In America children don’t start school until much later and are encouraged to be kids and swing on their chairs and “explore their own minds” even if that means destroying the surroundings.
Not so with Harry. When he first came down to breakfast with Prince Charles, naughty Harry managed to push his boiled egg over the edge of his tray so it splattered at Charles’s feet.
The Prince immediately rang for the butler and said: “I think that is the end of this little experiment.”
American families seldom send their young children away to school, considering it pretty cruel and old fashioned. Meghan and Harry, pictured inset on his first day at school, will probably start their son’s education at home, using all the latest child educational tools. I doubt he will later go to Eton College, like his dad, who didn’t enjoy his time there.
Baby Sussex will also only do royal engagements when they are absolutely necessary — such as waving from the balcony on very big occasions. It has been suggested he may not enter into official duties at all and work for a living, in a similar vein to Peter and Zara Phillips.
But I suspect when the time comes, he will share the load with his royal cousins George, Charlotte and Louis.
Nannies used to be the bedrock around which royal parenting existed, but both have evolved. Meghan and Harry will have clear ideas on the approach they want any nanny to take and will not let a caregiver be in the driving seat.
Godparents were always chosen from the extended family — but I am sure Harry will let Meghan choose her friends, such as George and Amal Clooney, Serena Williams and Canadian Jessica Mulroney, whose twins were page boys at their wedding.
Even Oprah Winfrey is a possibility now she has teamed with Harry to make a TV series about mental health. Harry might also persuade Meghan to ask the Duchess of Cambridge, as she has always been close to him.
It remains to be seen if the idea of the Sussexes moving to Africa comes to fruition, but if it doesn’t, their son will be no stranger to global travel. He is sure to spend time in his mum’s birthplace, where she has a network of friends with children.
The couple may invest in a holiday home in LA or the affluent Hamptons outside New York, like Gwyneth Paltrow and other stars.

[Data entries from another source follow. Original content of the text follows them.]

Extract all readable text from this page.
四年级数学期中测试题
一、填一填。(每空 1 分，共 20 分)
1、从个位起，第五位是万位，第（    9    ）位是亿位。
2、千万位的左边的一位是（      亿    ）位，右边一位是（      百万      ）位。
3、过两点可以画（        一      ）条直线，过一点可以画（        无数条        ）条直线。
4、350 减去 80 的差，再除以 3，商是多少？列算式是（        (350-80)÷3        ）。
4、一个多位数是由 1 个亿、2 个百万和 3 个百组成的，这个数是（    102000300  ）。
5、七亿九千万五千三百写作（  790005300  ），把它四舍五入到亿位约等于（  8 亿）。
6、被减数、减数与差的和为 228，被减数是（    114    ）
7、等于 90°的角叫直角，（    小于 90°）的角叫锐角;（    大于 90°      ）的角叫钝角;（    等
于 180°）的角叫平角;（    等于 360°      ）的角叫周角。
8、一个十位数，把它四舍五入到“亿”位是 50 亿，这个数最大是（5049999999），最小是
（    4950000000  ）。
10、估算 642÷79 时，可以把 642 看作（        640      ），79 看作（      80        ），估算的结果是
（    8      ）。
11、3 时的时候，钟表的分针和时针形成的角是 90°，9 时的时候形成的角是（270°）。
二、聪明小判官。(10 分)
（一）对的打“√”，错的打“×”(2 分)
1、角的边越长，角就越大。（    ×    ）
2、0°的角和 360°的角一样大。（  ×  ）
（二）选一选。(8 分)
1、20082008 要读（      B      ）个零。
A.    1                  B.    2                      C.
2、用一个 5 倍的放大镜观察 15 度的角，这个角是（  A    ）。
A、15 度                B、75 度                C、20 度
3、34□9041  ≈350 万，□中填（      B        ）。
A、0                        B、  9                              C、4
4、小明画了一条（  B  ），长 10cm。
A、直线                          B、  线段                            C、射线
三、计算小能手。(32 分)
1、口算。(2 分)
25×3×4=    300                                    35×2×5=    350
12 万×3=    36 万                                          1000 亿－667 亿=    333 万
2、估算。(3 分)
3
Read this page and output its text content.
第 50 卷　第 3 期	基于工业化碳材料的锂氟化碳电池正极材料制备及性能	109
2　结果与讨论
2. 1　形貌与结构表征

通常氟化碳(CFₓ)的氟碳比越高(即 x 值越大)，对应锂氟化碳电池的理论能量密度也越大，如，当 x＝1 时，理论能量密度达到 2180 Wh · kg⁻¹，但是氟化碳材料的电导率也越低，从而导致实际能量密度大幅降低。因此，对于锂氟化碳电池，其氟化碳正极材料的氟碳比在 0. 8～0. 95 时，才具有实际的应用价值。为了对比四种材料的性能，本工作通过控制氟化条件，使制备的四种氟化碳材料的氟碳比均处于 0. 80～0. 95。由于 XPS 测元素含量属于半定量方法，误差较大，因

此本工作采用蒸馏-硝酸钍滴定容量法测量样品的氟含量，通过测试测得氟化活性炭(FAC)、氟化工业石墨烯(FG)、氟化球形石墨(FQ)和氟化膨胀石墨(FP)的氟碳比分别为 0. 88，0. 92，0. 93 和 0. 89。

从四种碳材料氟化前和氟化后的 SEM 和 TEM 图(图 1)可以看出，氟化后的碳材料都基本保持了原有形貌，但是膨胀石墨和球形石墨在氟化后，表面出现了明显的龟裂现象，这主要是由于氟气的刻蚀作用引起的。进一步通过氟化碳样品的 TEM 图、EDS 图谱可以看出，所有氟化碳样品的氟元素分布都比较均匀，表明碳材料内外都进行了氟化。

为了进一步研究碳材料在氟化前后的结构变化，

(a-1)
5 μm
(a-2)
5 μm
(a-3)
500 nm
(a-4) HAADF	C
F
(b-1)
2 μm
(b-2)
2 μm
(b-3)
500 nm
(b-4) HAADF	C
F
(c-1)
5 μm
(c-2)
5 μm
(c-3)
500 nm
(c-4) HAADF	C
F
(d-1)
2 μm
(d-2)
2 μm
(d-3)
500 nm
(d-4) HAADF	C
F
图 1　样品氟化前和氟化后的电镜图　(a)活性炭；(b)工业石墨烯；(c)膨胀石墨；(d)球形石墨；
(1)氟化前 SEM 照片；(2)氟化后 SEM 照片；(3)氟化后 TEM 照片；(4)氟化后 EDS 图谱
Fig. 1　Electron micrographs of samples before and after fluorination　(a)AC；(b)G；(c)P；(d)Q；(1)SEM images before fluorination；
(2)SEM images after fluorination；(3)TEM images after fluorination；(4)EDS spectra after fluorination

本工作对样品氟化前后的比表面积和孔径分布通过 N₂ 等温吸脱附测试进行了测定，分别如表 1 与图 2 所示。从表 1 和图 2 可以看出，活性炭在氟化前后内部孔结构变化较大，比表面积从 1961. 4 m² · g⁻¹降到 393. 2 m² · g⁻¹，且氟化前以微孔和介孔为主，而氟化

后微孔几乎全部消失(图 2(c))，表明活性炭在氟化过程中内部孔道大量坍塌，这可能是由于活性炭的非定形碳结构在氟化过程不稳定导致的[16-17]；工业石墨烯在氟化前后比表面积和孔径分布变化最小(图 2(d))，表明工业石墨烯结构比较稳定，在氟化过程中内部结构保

Fashion-wise, I imagine Meghan will opt for cool, smart styles for her son, in an American East Coast, preppy kind of way. He won’t be forced into long socks and short trousers like cousin George.
And I can’t see Meghan recreating replicas of Harry’s old clothes as Kate did for a while. Baby Sussex will never look like a little old man.
He will be a cashmere jumper, chinos and collarless shirt kind of boy, and Meghan will be looking in some of the exclusive children’s boutiques dotted around London.
Her son will undoubtedly be raised on organic groceries straight from Frogmore Cottage’s vegetable patch and other foods produced in line with his parents’ trendy “woke” beliefs about social justice.
As he gets older, he will almost certainly be an influencer and follow in the couple’s progressive footsteps.
But for the meanwhile he is going to have an idyllic childhood and — after his first photocall — he will be kept away from prying eyes in the leafy Berkshire countryside. It couldn’t be better.